Open mathigatti opened 4 years ago
Hi @rafaelvalle can you please answer to the questions on this issue? I'm having similar problems and can't achieve the quality as on the papers.
Let us know if you have specific issues.
@rafaelvalle , I trained a new speaker with 17mins of speaking data. After 9k iterations it generated a good alignment then used the best alignment checkpoint to test speaking style transfer. The style transfer was 100% perfect and can understand the words spoken by the trained speaker but the voice was a little croaky . The audio recordings of the trained speaker was not croaky voice.
Which of the training params in hparams.py can I tune to get rid of the croaky voice so the voice is much smoother like the trained speaker voice.

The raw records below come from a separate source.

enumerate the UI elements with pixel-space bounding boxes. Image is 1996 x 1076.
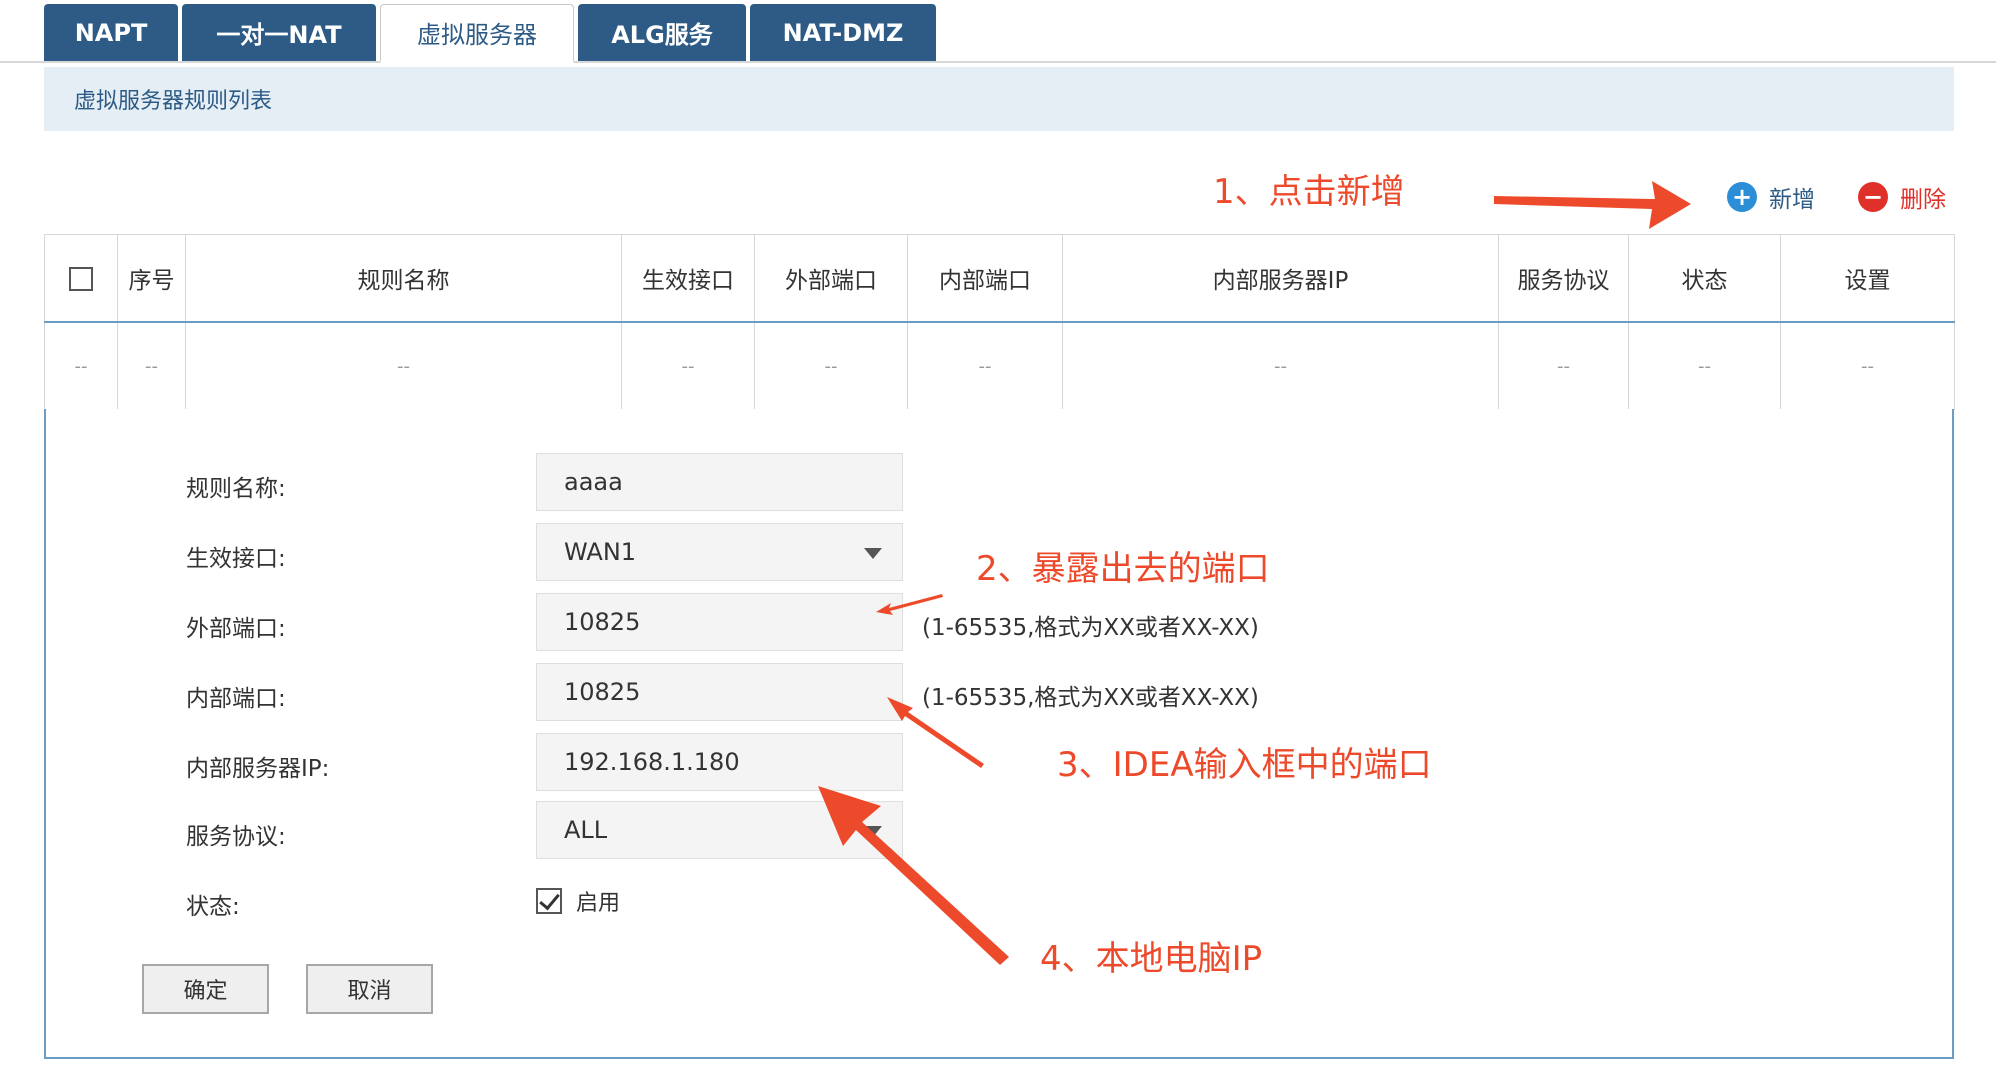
table-row: -- -- -- -- -- -- -- -- -- -- <box>44 322 1955 410</box>
add-button[interactable]: + 新增 <box>1727 180 1815 214</box>
section-header: 虚拟服务器规则列表 <box>44 67 1954 131</box>
rule-name-label: 规则名称: <box>186 476 286 502</box>
confirm-button[interactable]: 确定 <box>142 964 269 1014</box>
status-label: 状态: <box>186 894 240 920</box>
table-cell: -- <box>1062 322 1499 410</box>
interface-label: 生效接口: <box>186 546 286 572</box>
external-port-value: 10825 <box>564 608 641 636</box>
server-ip-value: 192.168.1.180 <box>564 748 740 776</box>
delete-button-label: 删除 <box>1900 187 1946 213</box>
chevron-down-icon <box>864 826 882 837</box>
rules-table: 序号 规则名称 生效接口 外部端口 内部端口 内部服务器IP 服务协议 状态 设… <box>44 234 1955 410</box>
rule-edit-form: 规则名称: aaaa 生效接口: WAN1 外部端口: 10825 (1-655… <box>44 409 1954 1059</box>
column-header: 内部端口 <box>907 234 1063 323</box>
internal-port-value: 10825 <box>564 678 641 706</box>
select-all-cell <box>44 234 118 323</box>
cancel-button[interactable]: 取消 <box>306 964 433 1014</box>
enable-checkbox[interactable] <box>536 888 562 914</box>
table-cell: -- <box>185 322 622 410</box>
chevron-down-icon <box>864 548 882 559</box>
delete-button[interactable]: − 删除 <box>1858 180 1946 214</box>
column-header: 服务协议 <box>1498 234 1629 323</box>
plus-circle-icon: + <box>1727 182 1757 212</box>
annotation-step-2: 2、暴露出去的端口 <box>976 549 1270 589</box>
external-port-hint: (1-65535,格式为XX或者XX-XX) <box>922 615 1259 641</box>
column-header: 设置 <box>1780 234 1955 323</box>
tab-alg-service[interactable]: ALG服务 <box>578 4 746 61</box>
server-ip-label: 内部服务器IP: <box>186 756 330 782</box>
table-cell: -- <box>117 322 186 410</box>
column-header: 序号 <box>117 234 186 323</box>
table-cell: -- <box>754 322 908 410</box>
external-port-label: 外部端口: <box>186 616 286 642</box>
select-all-checkbox[interactable] <box>69 266 93 291</box>
column-header: 生效接口 <box>621 234 755 323</box>
rule-name-input[interactable]: aaaa <box>536 453 903 511</box>
tab-one-to-one-nat[interactable]: 一对一NAT <box>182 4 376 61</box>
table-cell: -- <box>44 322 118 410</box>
rules-table-wrapper: 序号 规则名称 生效接口 外部端口 内部端口 内部服务器IP 服务协议 状态 设… <box>44 234 1955 410</box>
annotation-step-1: 1、点击新增 <box>1213 172 1405 212</box>
column-header: 内部服务器IP <box>1062 234 1499 323</box>
enable-checkbox-label: 启用 <box>576 891 621 916</box>
internal-port-label: 内部端口: <box>186 686 286 712</box>
minus-circle-icon: − <box>1858 182 1888 212</box>
server-ip-input[interactable]: 192.168.1.180 <box>536 733 903 791</box>
interface-select[interactable]: WAN1 <box>536 523 903 581</box>
table-cell: -- <box>1498 322 1629 410</box>
column-header: 规则名称 <box>185 234 622 323</box>
table-header-row: 序号 规则名称 生效接口 外部端口 内部端口 内部服务器IP 服务协议 状态 设… <box>44 234 1955 323</box>
interface-value: WAN1 <box>564 538 637 566</box>
tab-napt[interactable]: NAPT <box>44 4 178 61</box>
add-button-label: 新增 <box>1769 187 1815 213</box>
table-cell: -- <box>621 322 755 410</box>
arrow-to-add-button <box>1494 181 1691 229</box>
column-header: 状态 <box>1628 234 1781 323</box>
enable-checkbox-row[interactable]: 启用 <box>536 885 620 917</box>
section-title: 虚拟服务器规则列表 <box>74 89 273 114</box>
internal-port-hint: (1-65535,格式为XX或者XX-XX) <box>922 685 1259 711</box>
annotation-step-4: 4、本地电脑IP <box>1040 939 1263 979</box>
protocol-select[interactable]: ALL <box>536 801 903 859</box>
tab-nat-dmz[interactable]: NAT-DMZ <box>750 4 936 61</box>
table-cell: -- <box>1628 322 1781 410</box>
column-header: 外部端口 <box>754 234 908 323</box>
rule-name-value: aaaa <box>564 468 623 496</box>
table-cell: -- <box>907 322 1063 410</box>
tab-bar: NAPT 一对一NAT 虚拟服务器 ALG服务 NAT-DMZ <box>0 0 1996 63</box>
protocol-value: ALL <box>564 816 608 844</box>
annotation-step-3: 3、IDEA输入框中的端口 <box>1057 745 1432 785</box>
tab-virtual-server[interactable]: 虚拟服务器 <box>380 4 574 63</box>
internal-port-input[interactable]: 10825 <box>536 663 903 721</box>
table-cell: -- <box>1780 322 1955 410</box>
protocol-label: 服务协议: <box>186 824 286 850</box>
external-port-input[interactable]: 10825 <box>536 593 903 651</box>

Shall I also adjust the F0_min to higher or lower? any other params to adjust?
I'm also thinking maybe I should increase the voice data from 17mins to 25mins and and re-train the speaker?

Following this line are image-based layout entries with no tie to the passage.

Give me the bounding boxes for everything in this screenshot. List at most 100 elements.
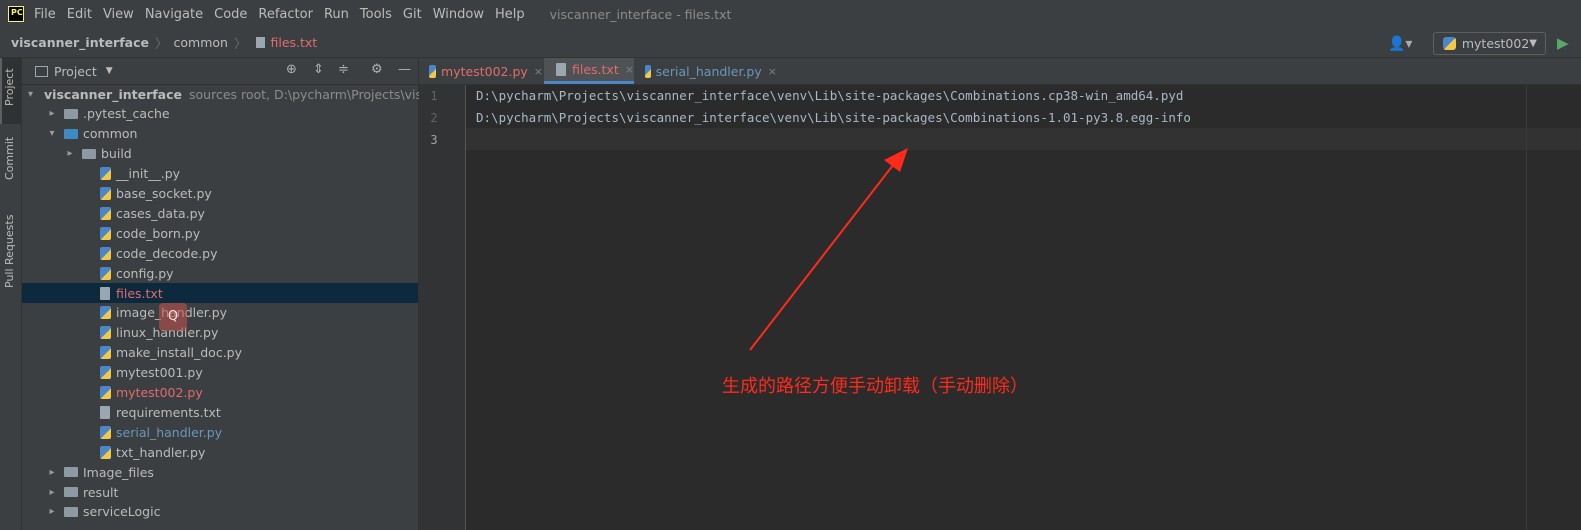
close-icon[interactable]: × [768,65,777,78]
python-icon [1443,37,1456,50]
menu-file[interactable]: File [34,7,56,22]
run-configuration-select[interactable]: mytest002 ▼ [1433,32,1546,55]
tab-files-txt[interactable]: files.txt × [544,58,634,84]
tree-item[interactable]: ▸ serviceLogic [22,502,418,522]
tab-mytest002[interactable]: mytest002.py × [419,58,543,84]
collapse-all-icon[interactable]: ≑ [338,62,349,77]
tab-label: mytest002.py [441,63,528,79]
tree-item[interactable]: __init__.py [22,164,418,184]
expand-all-icon[interactable]: ⇕ [313,62,324,77]
tree-item[interactable]: txt_handler.py [22,442,418,462]
chevron-down-icon[interactable]: ▾ [28,89,33,100]
python-file-icon [100,306,111,320]
tree-item[interactable]: serial_handler.py [22,422,418,442]
python-file-icon [100,206,111,220]
annotation-text: 生成的路径方便手动卸载（手动删除） [722,376,1028,397]
chevron-right-icon[interactable]: ▸ [64,148,76,159]
chevron-down-icon: ▼ [1529,38,1537,49]
line-number-gutter: 1 2 3 [419,85,466,530]
tree-item[interactable]: base_socket.py [22,184,418,204]
tree-item[interactable]: ▸ .pytest_cache [22,104,418,124]
menu-run[interactable]: Run [324,7,349,22]
tree-item[interactable]: code_born.py [22,223,418,243]
tree-item[interactable]: code_decode.py [22,243,418,263]
code-line[interactable]: D:\pycharm\Projects\viscanner_interface\… [476,88,1183,103]
line-number: 2 [430,111,438,125]
current-line-highlight [466,128,1581,150]
python-file-icon [100,346,111,360]
menu-window[interactable]: Window [433,7,484,22]
tree-item-label: __init__.py [116,166,181,182]
folder-icon [82,148,96,159]
chevron-down-icon[interactable]: ▼ [106,66,113,76]
chevron-down-icon[interactable]: ▾ [46,128,58,139]
chevron-right-icon[interactable]: ▸ [46,487,58,498]
project-panel: Project ▼ ⊕ ⇕ ≑ ⚙ — ▾ viscanner_interface… [22,58,438,530]
play-icon[interactable]: ▶ [1557,34,1569,52]
tab-serial-handler[interactable]: serial_handler.py × [637,58,777,84]
tree-item-label: requirements.txt [116,404,221,420]
folder-icon [64,467,78,478]
code-editor[interactable]: 1 2 3 D:\pycharm\Projects\viscanner_inte… [419,85,1581,530]
menu-git[interactable]: Git [403,7,422,22]
tree-item-label: config.py [116,265,174,281]
tree-item[interactable]: ▾ common [22,124,418,144]
tree-item[interactable]: linux_handler.py [22,323,418,343]
pycharm-logo-icon: PC [8,6,24,22]
folder-icon [64,506,78,517]
chevron-right-icon[interactable]: ▸ [46,108,58,119]
user-icon[interactable]: 👤▾ [1388,36,1412,52]
tool-tab-pull-requests[interactable]: Pull Requests [3,215,16,288]
tree-item-label: code_born.py [116,225,201,241]
tree-item[interactable]: image_handler.py [22,303,418,323]
tree-item[interactable]: ▾ viscanner_interface sources root, D:\pyc… [22,84,437,104]
tree-item[interactable]: ▸ Image_files [22,462,418,482]
tree-item[interactable]: make_install_doc.py [22,343,418,363]
menu-edit[interactable]: Edit [67,7,92,22]
tree-item-label: cases_data.py [116,205,205,221]
chevron-right-icon[interactable]: ▸ [46,467,58,478]
tree-item-path: sources root, D:\pycharm\Projects\visca [189,86,437,102]
breadcrumb-folder[interactable]: common [174,35,228,50]
project-icon [35,65,48,77]
chevron-right-icon[interactable]: ▸ [46,506,58,517]
breadcrumb-separator-icon: 〉 [233,36,247,51]
menu-help[interactable]: Help [495,7,525,22]
tree-item[interactable]: requirements.txt [22,402,418,422]
code-line[interactable]: D:\pycharm\Projects\viscanner_interface\… [476,110,1191,125]
tree-item[interactable]: files.txt [22,283,418,303]
tab-label: serial_handler.py [655,63,762,79]
tree-item-label: common [83,126,138,142]
tab-label: files.txt [572,62,619,77]
locate-icon[interactable]: ⊕ [286,62,297,77]
breadcrumb-project[interactable]: viscanner_interface [11,35,149,50]
tree-item[interactable]: mytest002.py [22,383,418,403]
run-configuration-label: mytest002 [1461,36,1530,51]
tree-item[interactable]: config.py [22,263,418,283]
breadcrumb-file[interactable]: files.txt [270,35,317,50]
search-icon: Q [159,303,187,331]
tree-item[interactable]: ▸ result [22,482,418,502]
text-file-icon [100,405,110,419]
tree-item-label: serial_handler.py [116,424,223,440]
menu-navigate[interactable]: Navigate [145,7,203,22]
menu-tools[interactable]: Tools [360,7,392,22]
tree-item-label: mytest002.py [116,385,203,400]
navigation-bar: viscanner_interface 〉 common 〉 files.txt [0,28,1581,58]
tool-tab-project[interactable]: Project [3,68,16,106]
tree-item[interactable]: cases_data.py [22,203,418,223]
menu-bar: PC File Edit View Navigate Code Refactor… [0,0,1581,28]
minimize-icon[interactable]: — [398,62,411,77]
tree-item[interactable]: ▸ build [22,144,418,164]
menu-code[interactable]: Code [214,7,247,22]
menu-view[interactable]: View [103,7,134,22]
editor-tabs: mytest002.py × files.txt × serial_handle… [419,58,1581,85]
menu-refactor[interactable]: Refactor [258,7,313,22]
project-panel-title[interactable]: Project [54,64,97,79]
close-icon[interactable]: × [625,63,634,76]
left-tool-strip: Project Commit Pull Requests [0,58,22,530]
close-icon[interactable]: × [534,65,543,78]
gear-icon[interactable]: ⚙ [371,62,383,77]
tree-item[interactable]: mytest001.py [22,363,418,383]
tool-tab-commit[interactable]: Commit [3,137,16,180]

Hi, thanks for this amazing project! I wanted to ask a few short questions.
I want to train the model over a new voice, the dataset is similar to the LJ Speech Dataset with short audios of a single person (a man in this case) speaking english with a duration of between 1 and 10 seconds on each sample (Those are about 6 hours in total). I plan to use the pretrained LibriTTS model you provide as a start point.